The Phantom incorporated all the features necessary for carrier-basing: strong landing gear, folding wings, catapult/holdback hooks, and the tail hook. It was armed with four .50 caliber machine guns. One squadron operated it briefly, including carrier qualification, but the FD lacked range, cockpit pressurization (necessary for comfortable operation at the altitudes jet airplanes operated most efficiently), and an ejection seat. This required a bigger, heavier airplane requiring a more powerful engine.

So Westinghouse scaled up the 19-inch diameter engine to 24 inches for more thrust.  It was subsequently designated the J34. It powered the McDonnell F2D Banshee and the Douglas F3D Skyknight (which necessitated the change of the McDonnell designation from D to H; the original Phantom became the FH and the Banshee, F2H). And also the Vought F7U-1 Cutlass, with the addition of a government-furnished afterburner that was subsequently provided by Westinghouse.

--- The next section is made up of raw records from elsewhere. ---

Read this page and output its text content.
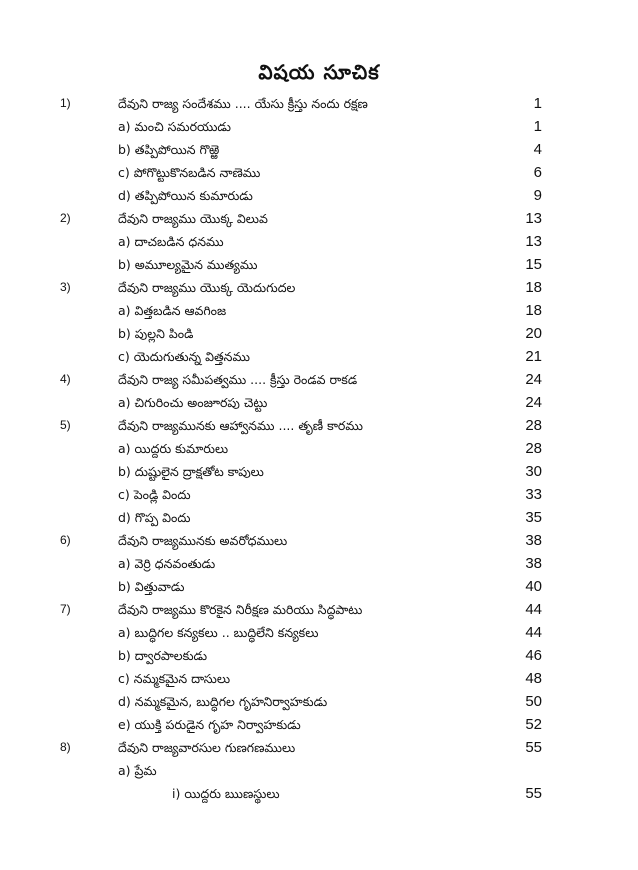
విషయ సూచిక
1)	దేవుని రాజ్య సందేశము .... యేసు క్రీస్తు నందు రక్షణ	1
a) మంచి సమరయుడు	1
b) తప్పిపోయిన గొఱ్ఱె	4
c) పోగొట్టుకొనబడిన నాణెము	6
d) తప్పిపోయిన కుమారుడు	9
2)	దేవుని రాజ్యము యొక్క విలువ	13
a) దాచబడిన ధనము	13
b) అమూల్యమైన ముత్యము	15
3)	దేవుని రాజ్యము యొక్క యెదుగుదల	18
a) విత్తబడిన ఆవగింజ	18
b) పుల్లని పిండి	20
c) యెదుగుతున్న విత్తనము	21
4)	దేవుని రాజ్య సమీపత్వము .... క్రీస్తు రెండవ రాకడ	24
a) చిగురించు అంజూరపు చెట్టు	24
5)	దేవుని రాజ్యమునకు ఆహ్వానము .... తృణీ కారము	28
a) యిద్దరు కుమారులు	28
b) దుష్టులైన ద్రాక్షతోట కాపులు	30
c) పెండ్లి విందు	33
d) గొప్ప విందు	35
6)	దేవుని రాజ్యమునకు అవరోధములు	38
a) వెర్రి ధనవంతుడు	38
b) విత్తువాడు	40
7)	దేవుని రాజ్యము కొరకైన నిరీక్షణ మరియు సిద్ధపాటు	44
a) బుద్ధిగల కన్యకలు .. బుద్ధిలేని కన్యకలు	44
b) ద్వారపాలకుడు	46
c) నమ్మకమైన దాసులు	48
d) నమ్మకమైన, బుద్ధిగల గృహనిర్వాహకుడు	50
e) యుక్తి పరుడైన గృహ నిర్వాహకుడు	52
8)	దేవుని రాజ్యవారసుల గుణగణములు	55
a) ప్రేమ
i) యిద్దరు ఋణస్థులు	55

The Navy needed still bigger, more capable jet fighters so it held a competition for an even more powerful engine. Picking Westinghouse to scale its engine up again as the J40 must have seemed like a no-brainer. Originally, the J40-WE-6 was to power the A3D Skywarrior and the J40-WE-8, which was essentially the -6 with a Westinghouse-developed afterburner added, was to provide the thrust for the Douglas F4D Skyray, the McDonnell F3H Demon, and the Grumman F10F Jaguar. See Paul Christiansen's comment below for the subsequent changes in dash number.
For much, much more on the J40 program, see Paul Christiansen's excellent monograph:
It's available on Amazon.

 Fair warning: it's detailed, technical, and comprehensive even by my standards, a blow-by-blow description of the engine and its development. There is relatively limited discussion of the airplanes it powered and the difficulties it caused in their development. For that however, you can read my much less detailed and technical books, Naval Air Superiority and Strike from the Sea.

Unfortunately, Westinghouse, which had been so successful up until then, failed miserably with the new engine as well as the electronic fuel control for the engine and afterburners. Development problems delayed the availability of the Navy's new fighters and long-range jet bomber, first by putting Westinghouse well being behind schedule on deliveries of engines for flight test and then by it not being able to qualify the engine for production at the necessary thrust, requiring Douglas and McDonnell to substitute other engines for the J40.

Westinghouse was not fully responsible for the Cutlass program problems. Vought was in part at fault for the cancellation of F7U-1 production because it wound up significantly overweight; however, availability of a satisfactory afterburner for the proven J34 contributed to program delays and a lack of enthusiasm for the airplane. Vought and the Navy attempted to address the weight problem with the J46 that was based on the J34 and developed concurrently with the J40. It was almost as disappointing but the F7U-3 was produced and deployed, albeit with a J46 of lower thrust and higher fuel consumption than planned, insuring that the F7U-3 Cutlass would forever be known as "gutless" and be replaced by other fighters as soon as possible.

Although production and support of the J34 continued, Westinghouse eventually exited the aircraft engine business.

Where did Westinghouse go wrong? One theory is the early successes did not result in a problem-solving culture within the engine division. Another is that the company did not continue to invest in technology and innovation like P&W and General Electric did. For example, to improve compression ratio for better thrust to weight and lower specific fuel consumption without incurring compressor stalls, P&W developed the two-spool engine and General Electric, the variable inlet guide vane concept. Westinghouse just kept scaling up the basic design, which eventually proved inadequate to the task.